I can not speak now of the Mount of Olives or its view of Jerusalem, the Dead Sea and the mountains of Moab; nor of the Damascus Gate or the tree that was planted by King Godfrey of Jerusalem. One ought to feel pleasantly when he talks of these things. I can not say any thing about the stone column that projects over Jehoshaphat from the Temple wall like a cannon, except that the Moslems believe Mahomet will sit astride of it when he comes to judge the world. It is a pity he could not judge it from some roost of his own in Mecca, without trespassing on our holy ground. Close by is the Golden Gate, in the Temple wall—a gate that was an elegant piece of sculpture in the time of the Temple, and is even so yet. From it, in ancient times, the Jewish High Priest turned loose the scapegoat and let him flee to the wilderness and bear away his twelve-month load of the sins of the people. If they were to turn one loose now, he would not get as far as the Garden of Gethsemane, till these miserable vagabonds here would gobble him up,—[Favorite pilgrim expression.]—sins and all.
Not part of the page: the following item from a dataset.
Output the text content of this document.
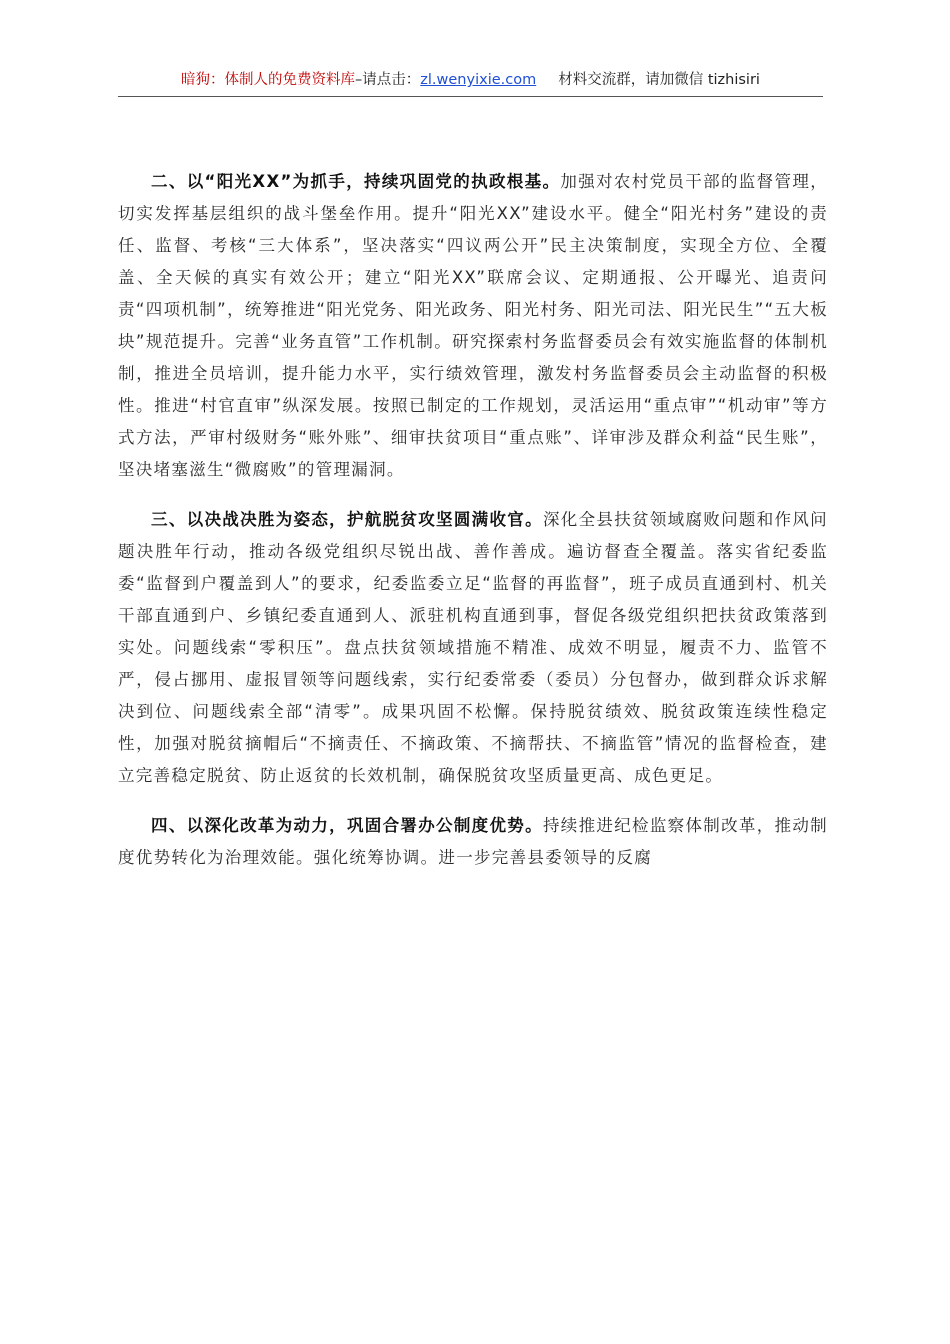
暗狗：体制人的免费资料库–请点击：zl.wenyixie.com 材料交流群，请加微信 tizhisiri

二、以“阳光XX”为抓手，持续巩固党的执政根基。加强对农村党员干部的监督管理，切实发挥基层组织的战斗堡垒作用。提升“阳光XX”建设水平。健全“阳光村务”建设的责任、监督、考核“三大体系”，坚决落实“四议两公开”民主决策制度，实现全方位、全覆盖、全天候的真实有效公开；建立“阳光XX”联席会议、定期通报、公开曝光、追责问责“四项机制”，统筹推进“阳光党务、阳光政务、阳光村务、阳光司法、阳光民生”“五大板块”规范提升。完善“业务直管”工作机制。研究探索村务监督委员会有效实施监督的体制机制，推进全员培训，提升能力水平，实行绩效管理，激发村务监督委员会主动监督的积极性。推进“村官直审”纵深发展。按照已制定的工作规划，灵活运用“重点审”“机动审”等方式方法，严审村级财务“账外账”、细审扶贫项目“重点账”、详审涉及群众利益“民生账”，坚决堵塞滋生“微腐败”的管理漏洞。

三、以决战决胜为姿态，护航脱贫攻坚圆满收官。深化全县扶贫领域腐败问题和作风问题决胜年行动，推动各级党组织尽锐出战、善作善成。遍访督查全覆盖。落实省纪委监委“监督到户覆盖到人”的要求，纪委监委立足“监督的再监督”，班子成员直通到村、机关干部直通到户、乡镇纪委直通到人、派驻机构直通到事，督促各级党组织把扶贫政策落到实处。问题线索“零积压”。盘点扶贫领域措施不精准、成效不明显，履责不力、监管不严，侵占挪用、虚报冒领等问题线索，实行纪委常委（委员）分包督办，做到群众诉求解决到位、问题线索全部“清零”。成果巩固不松懈。保持脱贫绩效、脱贫政策连续性稳定性，加强对脱贫摘帽后“不摘责任、不摘政策、不摘帮扶、不摘监管”情况的监督检查，建立完善稳定脱贫、防止返贫的长效机制，确保脱贫攻坚质量更高、成色更足。

四、以深化改革为动力，巩固合署办公制度优势。持续推进纪检监察体制改革，推动制度优势转化为治理效能。强化统筹协调。进一步完善县委领导的反腐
They wouldn’t care. Mutton-chops and sin is good enough living for them. The Moslems watch the Golden Gate with a jealous eye, and an anxious one, for they have an honored tradition that when it falls, Islamism will fall and with it the Ottoman Empire. It did not grieve me any to notice that the old gate was getting a little shaky.
We are at home again. We are exhausted. The sun has roasted us, almost. We have full comfort in one reflection, however. Our experiences in Europe have taught us that in time this fatigue will be forgotten; the heat will be forgotten; the thirst, the tiresome volubility of the guide, the persecutions of the beggars—and then, all that will be left will be pleasant memories of Jerusalem, memories we shall call up with always increasing interest as the years go by, memories which some day will become all beautiful when the last annoyance that incumbers them shall have faded out of our minds never again to return. School-boy days are no happier than the days of after life, but we look back upon them regretfully because we have forgotten our punishments at school, and how we grieved when our marbles were lost and our kites destroyed—because we have forgotten all the sorrows and privations of that canonized epoch and remember only its orchard robberies, its wooden sword pageants and its fishing holydays. We are satisfied. We can wait. Our reward will come. To us, Jerusalem and to-day’s experiences will be an enchanted memory a year hence—memory which money could not buy from us.